Real-time deepfake detection

Use the streaming API for real-time results

Behavioral Signals Streaming API also supports streaming real-time audio for Deepfake Detection.

For integrating with your application you can either use the low-level gRPC API with your language of choice (Java, Go, NodeJS), or use the Python SDK.

ℹ️ Description of streaming

With streaming deepfake detection you can send chunks of audio to the API and retrieve results in real-time. Some example use cases include:

  • Streaming live calls, for example in call centers
  • Agentic AI applications where the user's voice is processed live

In the configuration you can switch between segment and utterance level results.

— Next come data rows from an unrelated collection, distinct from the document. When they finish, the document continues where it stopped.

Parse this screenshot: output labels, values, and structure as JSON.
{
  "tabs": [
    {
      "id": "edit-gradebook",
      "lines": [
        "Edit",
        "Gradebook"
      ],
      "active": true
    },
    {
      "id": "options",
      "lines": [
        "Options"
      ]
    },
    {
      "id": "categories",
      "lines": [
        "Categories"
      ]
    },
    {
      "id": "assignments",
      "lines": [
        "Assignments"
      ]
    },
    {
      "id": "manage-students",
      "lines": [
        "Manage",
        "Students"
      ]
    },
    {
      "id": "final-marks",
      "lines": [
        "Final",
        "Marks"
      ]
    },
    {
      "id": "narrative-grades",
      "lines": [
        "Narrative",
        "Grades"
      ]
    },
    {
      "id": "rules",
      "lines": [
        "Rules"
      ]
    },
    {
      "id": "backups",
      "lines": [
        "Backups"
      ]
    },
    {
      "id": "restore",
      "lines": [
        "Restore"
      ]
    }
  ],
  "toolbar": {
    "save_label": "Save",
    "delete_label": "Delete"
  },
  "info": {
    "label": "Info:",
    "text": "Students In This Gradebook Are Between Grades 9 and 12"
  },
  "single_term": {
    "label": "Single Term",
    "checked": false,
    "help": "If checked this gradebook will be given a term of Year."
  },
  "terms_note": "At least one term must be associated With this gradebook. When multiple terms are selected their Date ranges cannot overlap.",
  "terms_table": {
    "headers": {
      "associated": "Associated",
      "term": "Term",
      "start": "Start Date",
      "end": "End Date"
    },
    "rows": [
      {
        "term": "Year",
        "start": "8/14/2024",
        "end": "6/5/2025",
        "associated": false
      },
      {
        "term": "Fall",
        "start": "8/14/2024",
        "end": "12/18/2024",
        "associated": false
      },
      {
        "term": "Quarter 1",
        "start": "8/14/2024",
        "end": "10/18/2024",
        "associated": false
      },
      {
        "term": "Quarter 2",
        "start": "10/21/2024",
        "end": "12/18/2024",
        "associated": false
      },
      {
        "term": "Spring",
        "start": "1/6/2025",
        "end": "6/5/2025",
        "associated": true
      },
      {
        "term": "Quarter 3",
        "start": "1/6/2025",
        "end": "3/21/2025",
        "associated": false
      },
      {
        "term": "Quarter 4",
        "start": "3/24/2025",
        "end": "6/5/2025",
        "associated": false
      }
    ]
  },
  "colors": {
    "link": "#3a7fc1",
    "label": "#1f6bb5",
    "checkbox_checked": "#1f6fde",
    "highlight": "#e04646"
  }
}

  • In segment level the results are streamed from the server at fixed intervals - every 2 seconds. This is ideal if you want to have short time windows. However keep in mind that the shorter the analysis window is, the less accurate the results may be.
  • In utterance level, the results are streamed from the server at the end of each utterance. This has the advantage that the whole utterance is analyzed in order to make the final decision, resulting in more accurate predictions.

📘

Notes

  • The API detects voice activity first, before analyzing results. This means that if the streamed audio contains silence or non-speech, the API won't stream back any results for these chunks.
  • Best results are obtained using 16kHz mono audio. Encoding has to be linear PCM signed 16-bit.
  • The chunk duration can be arbitrary in size, though we recommend values between 100ms and 500ms.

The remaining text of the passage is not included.